Sinn und Bedeutung kitten den sozialen und kulturellen Zusammenhalt. Einer der Pioniere des Heimatschutzes, Ernst Rudorff, definierte in seinem Buch „Heimatschutz“ (1897) Kultur als „Schonen und Ansäen“, und in diesem Sinn waren Schutz der Natur und der Kultur immer schon eng verbunden. „Natur“ meinte eben „heimisch kultivierte Natur“, jene Umwelt, in die man hineingeboren wurde, in der man aufwuchs und vielleicht auch blieb oder in die man zurückkehrte.

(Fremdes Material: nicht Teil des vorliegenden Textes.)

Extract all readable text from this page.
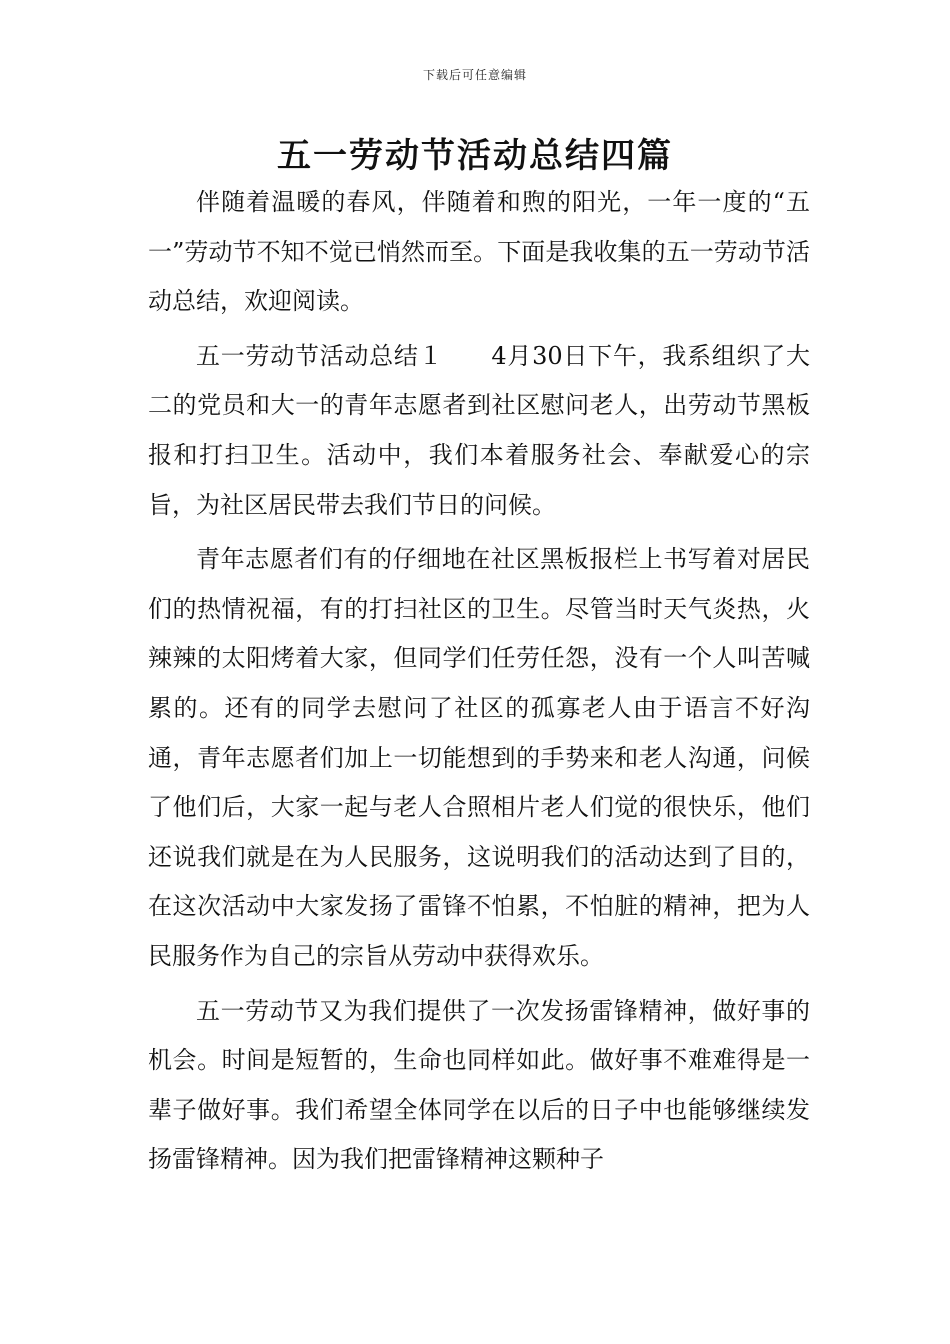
下载后可任意编辑
五一劳动节活动总结四篇

伴随着温暖的春风，伴随着和煦的阳光，一年一度的“五一”劳动节不知不觉已悄然而至。下面是我收集的五一劳动节活动总结，欢迎阅读。

五一劳动节活动总结１ 4月30日下午，我系组织了大二的党员和大一的青年志愿者到社区慰问老人，出劳动节黑板报和打扫卫生。活动中，我们本着服务社会、奉献爱心的宗旨，为社区居民带去我们节日的问候。

青年志愿者们有的仔细地在社区黑板报栏上书写着对居民们的热情祝福，有的打扫社区的卫生。尽管当时天气炎热，火辣辣的太阳烤着大家，但同学们任劳任怨，没有一个人叫苦喊累的。还有的同学去慰问了社区的孤寡老人由于语言不好沟通，青年志愿者们加上一切能想到的手势来和老人沟通，问候了他们后，大家一起与老人合照相片老人们觉的很快乐，他们还说我们就是在为人民服务，这说明我们的活动达到了目的，在这次活动中大家发扬了雷锋不怕累，不怕脏的精神，把为人民服务作为自己的宗旨从劳动中获得欢乐。

五一劳动节又为我们提供了一次发扬雷锋精神，做好事的机会。时间是短暂的，生命也同样如此。做好事不难难得是一辈子做好事。我们希望全体同学在以后的日子中也能够继续发扬雷锋精神。因为我们把雷锋精神这颗种子
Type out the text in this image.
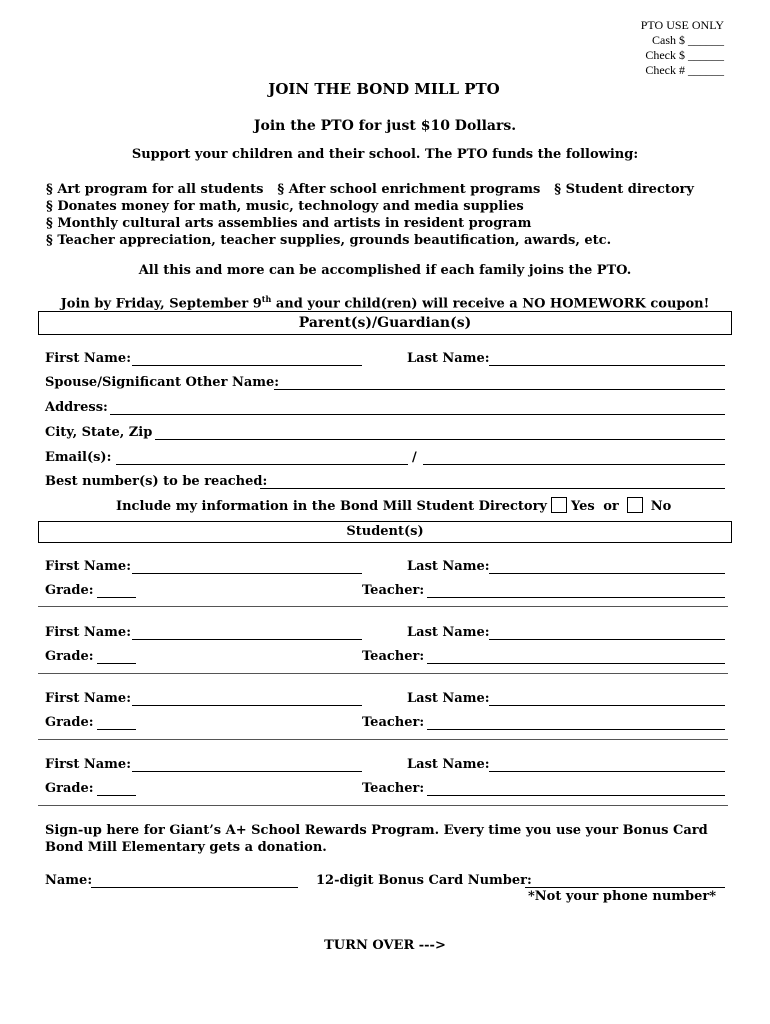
PTO USE ONLY
Cash $ ______
Check $ ______
Check # ______
JOIN THE BOND MILL PTO
Join the PTO for just $10 Dollars.
Support your children and their school. The PTO funds the following:
§ Art program for all students § After school enrichment programs § Student directory
§ Donates money for math, music, technology and media supplies
§ Monthly cultural arts assemblies and artists in resident program
§ Teacher appreciation, teacher supplies, grounds beautification, awards, etc.
All this and more can be accomplished if each family joins the PTO.
Join by Friday, September 9th and your child(ren) will receive a NO HOMEWORK coupon!
Parent(s)/Guardian(s)
First Name:	Last Name:
Spouse/Significant Other Name:
Address:
City, State, Zip
Email(s):	/
Best number(s) to be reached:
Include my information in the Bond Mill Student Directory Yes or No
Student(s)
First Name:	Last Name:
Grade:	Teacher:
First Name:	Last Name:
Grade:	Teacher:
First Name:	Last Name:
Grade:	Teacher:
First Name:	Last Name:
Grade:	Teacher:
Sign-up here for Giant’s A+ School Rewards Program. Every time you use your Bonus Card
Bond Mill Elementary gets a donation.
Name:	12-digit Bonus Card Number:
*Not your phone number*
TURN OVER --->
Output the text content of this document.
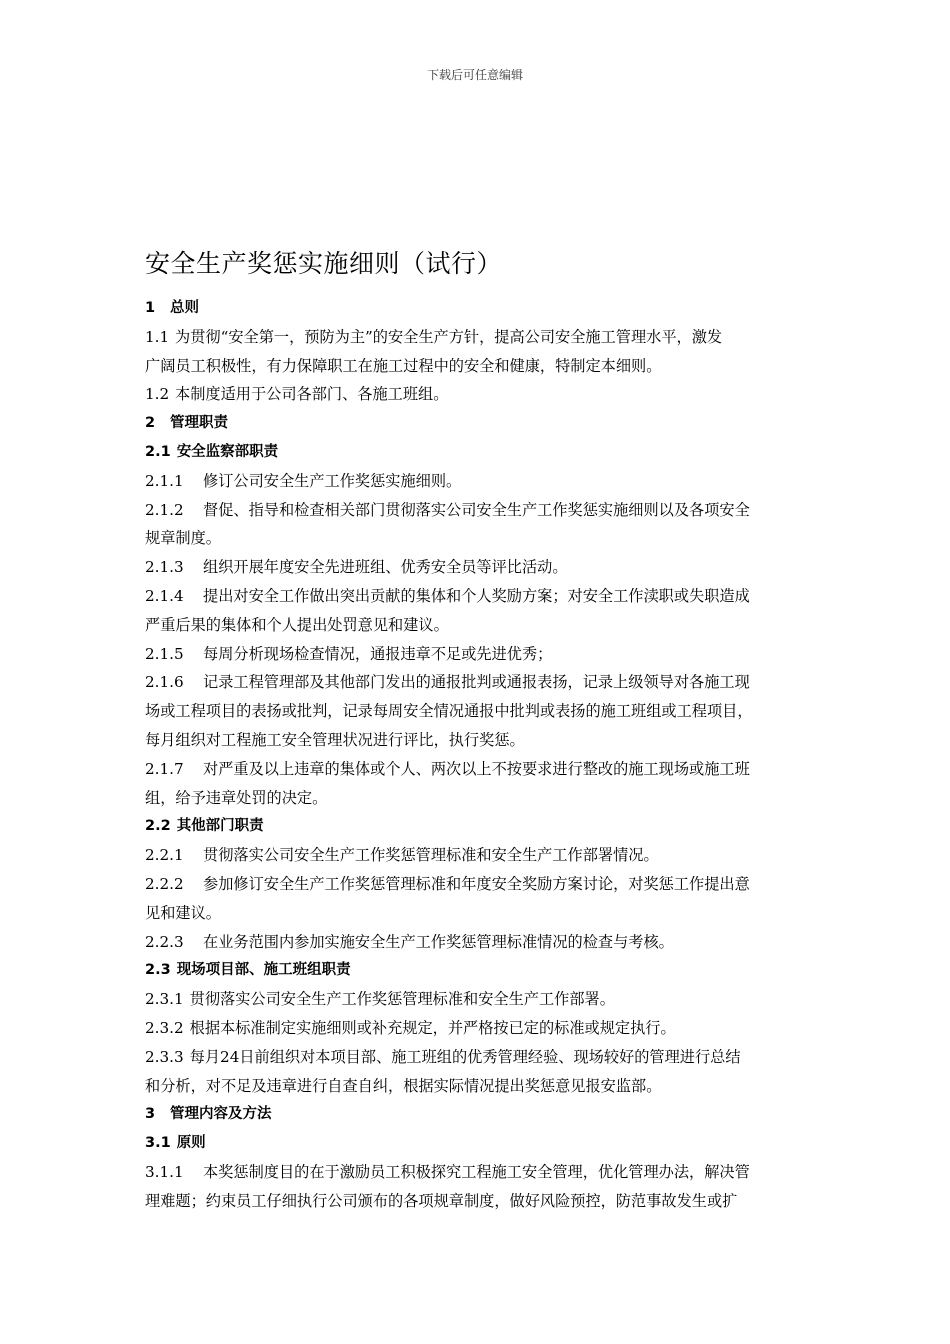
下载后可任意编辑
安全生产奖惩实施细则（试行）
1 总则
1.1 为贯彻“安全第一，预防为主”的安全生产方针，提高公司安全施工管理水平，激发
广阔员工积极性，有力保障职工在施工过程中的安全和健康，特制定本细则。
1.2 本制度适用于公司各部门、各施工班组。
2 管理职责
2.1 安全监察部职责
2.1.1 修订公司安全生产工作奖惩实施细则。
2.1.2 督促、指导和检查相关部门贯彻落实公司安全生产工作奖惩实施细则以及各项安全
规章制度。
2.1.3 组织开展年度安全先进班组、优秀安全员等评比活动。
2.1.4 提出对安全工作做出突出贡献的集体和个人奖励方案；对安全工作渎职或失职造成
严重后果的集体和个人提出处罚意见和建议。
2.1.5 每周分析现场检查情况，通报违章不足或先进优秀；
2.1.6 记录工程管理部及其他部门发出的通报批判或通报表扬，记录上级领导对各施工现
场或工程项目的表扬或批判，记录每周安全情况通报中批判或表扬的施工班组或工程项目，
每月组织对工程施工安全管理状况进行评比，执行奖惩。
2.1.7 对严重及以上违章的集体或个人、两次以上不按要求进行整改的施工现场或施工班
组，给予违章处罚的决定。
2.2 其他部门职责
2.2.1 贯彻落实公司安全生产工作奖惩管理标准和安全生产工作部署情况。
2.2.2 参加修订安全生产工作奖惩管理标准和年度安全奖励方案讨论，对奖惩工作提出意
见和建议。
2.2.3 在业务范围内参加实施安全生产工作奖惩管理标准情况的检查与考核。
2.3 现场项目部、施工班组职责
2.3.1 贯彻落实公司安全生产工作奖惩管理标准和安全生产工作部署。
2.3.2 根据本标准制定实施细则或补充规定，并严格按已定的标准或规定执行。
2.3.3 每月24日前组织对本项目部、施工班组的优秀管理经验、现场较好的管理进行总结
和分析，对不足及违章进行自查自纠，根据实际情况提出奖惩意见报安监部。
3 管理内容及方法
3.1 原则
3.1.1 本奖惩制度目的在于激励员工积极探究工程施工安全管理，优化管理办法，解决管
理难题；约束员工仔细执行公司颁布的各项规章制度，做好风险预控，防范事故发生或扩
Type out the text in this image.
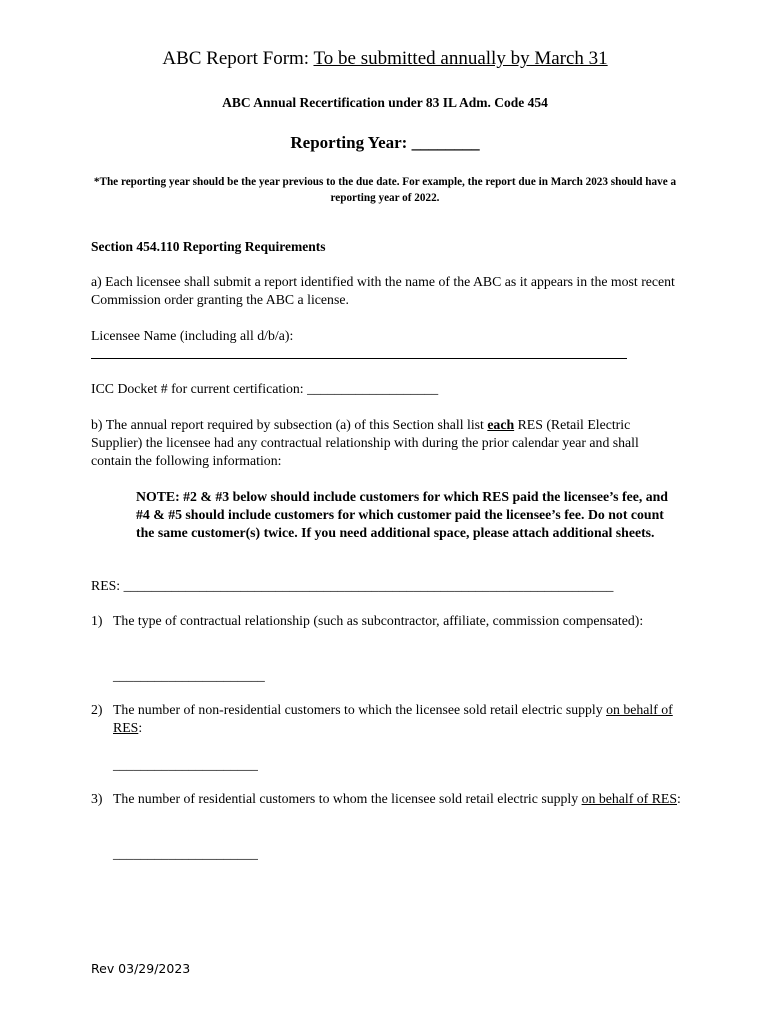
ABC Report Form: To be submitted annually by March 31
ABC Annual Recertification under 83 IL Adm. Code 454
Reporting Year: ________
*The reporting year should be the year previous to the due date. For example, the report due in March 2023 should have a reporting year of 2022.
Section 454.110 Reporting Requirements
a) Each licensee shall submit a report identified with the name of the ABC as it appears in the most recent Commission order granting the ABC a license.
Licensee Name (including all d/b/a):
ICC Docket # for current certification: ___________________
b) The annual report required by subsection (a) of this Section shall list each RES (Retail Electric Supplier) the licensee had any contractual relationship with during the prior calendar year and shall contain the following information:
NOTE: #2 & #3 below should include customers for which RES paid the licensee’s fee, and #4 & #5 should include customers for which customer paid the licensee’s fee. Do not count the same customer(s) twice. If you need additional space, please attach additional sheets.
RES: _______________________________________________________________________
1) The type of contractual relationship (such as subcontractor, affiliate, commission compensated):
______________________
2) The number of non-residential customers to which the licensee sold retail electric supply on behalf of RES:
_____________________
3) The number of residential customers to whom the licensee sold retail electric supply on behalf of RES:
_____________________
Rev 03/29/2023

Diese Natur verschwindet allerdings zusehends, vor unseren Augen. Und damit erodiert das Gefühl des Irgendwo-zuhause-seins. Wohl nicht zuletzt aus diesem Grund floriert gegenwärtig ein Kult des Heimatlichen. Gleichzeitig verbindet sich damit eine Abwehrhaltung. Allenthalben diese Invasion: Pflanzen-, Tier- und Völkerscharen. Das japanische Springkraut greift Platz, wo es nur kann; der Luchs wildert in den Wäldern nahe der Stadt; und in den Parks lagert seit kurzem eine neue Spezies: Flüchtlinge aus dem nahen Osten. Nichts Heimisches ist vor ihnen sicher. Angesicht solcher Entwicklungen erschallt heute schnell der Ruf nach hermetischer Abriegelung: Grenzen dicht machen!
Der Jargon der Herkunft
Nun beginnt das Dichtmachen im Kopf. Genauer gesagt, im Zugehörigkeitsdenken. Der Diskurs über Migration und Diversität – sowohl in der Natur wie in der Kultur - ist imprägniert von einem impliziten Jargon der Herkunft. Heimatschutz hält heute gern ein Wolf-im-Schafspelz-Argument im Ärmel: Wir haben nichts gegen Fremde und Ausländer, wir sind für Diversität - aber alles an seinem Ort. Einer der Vordenker der französischen Rechten, Alain de Benoist, ist ein Meister dieser verkappten Apartheid-Logik. Er spricht von einem „Pluriversum“, in dem die Kulturen in einer „weltweiten geteilten Zeitlichkeit“ koexistieren, sich aber nicht durchmischen sollten. Der Fremde darf Fremder sein, aber nur dort, wo er „hingehört“. Ironie dieser Logik ist, dass die Einwanderer und ihre Nachgeborenen in europäischen Ländern aus einer Trotzreaktion heraus sich nun erst recht so fremd verhalten, wie es sich für sie „gehört“. Sie schaffen sich gerade in ihrer Renitenz sozusagen eine Heimat.
Die Heimat und das Fremde
Wir sprechen von Heimat selten als von etwas Künftigem. Und wir vergessen, dass Heimat eine sozial- und identitätspolitische Aufgabe darstellt, also etwas, das es eigentlich immer zu erfinden gilt. Um Heimat progressiv zu verstehen, wird es nötig sein, sie in ein neues Verhältnis zum Fremden zu setzen.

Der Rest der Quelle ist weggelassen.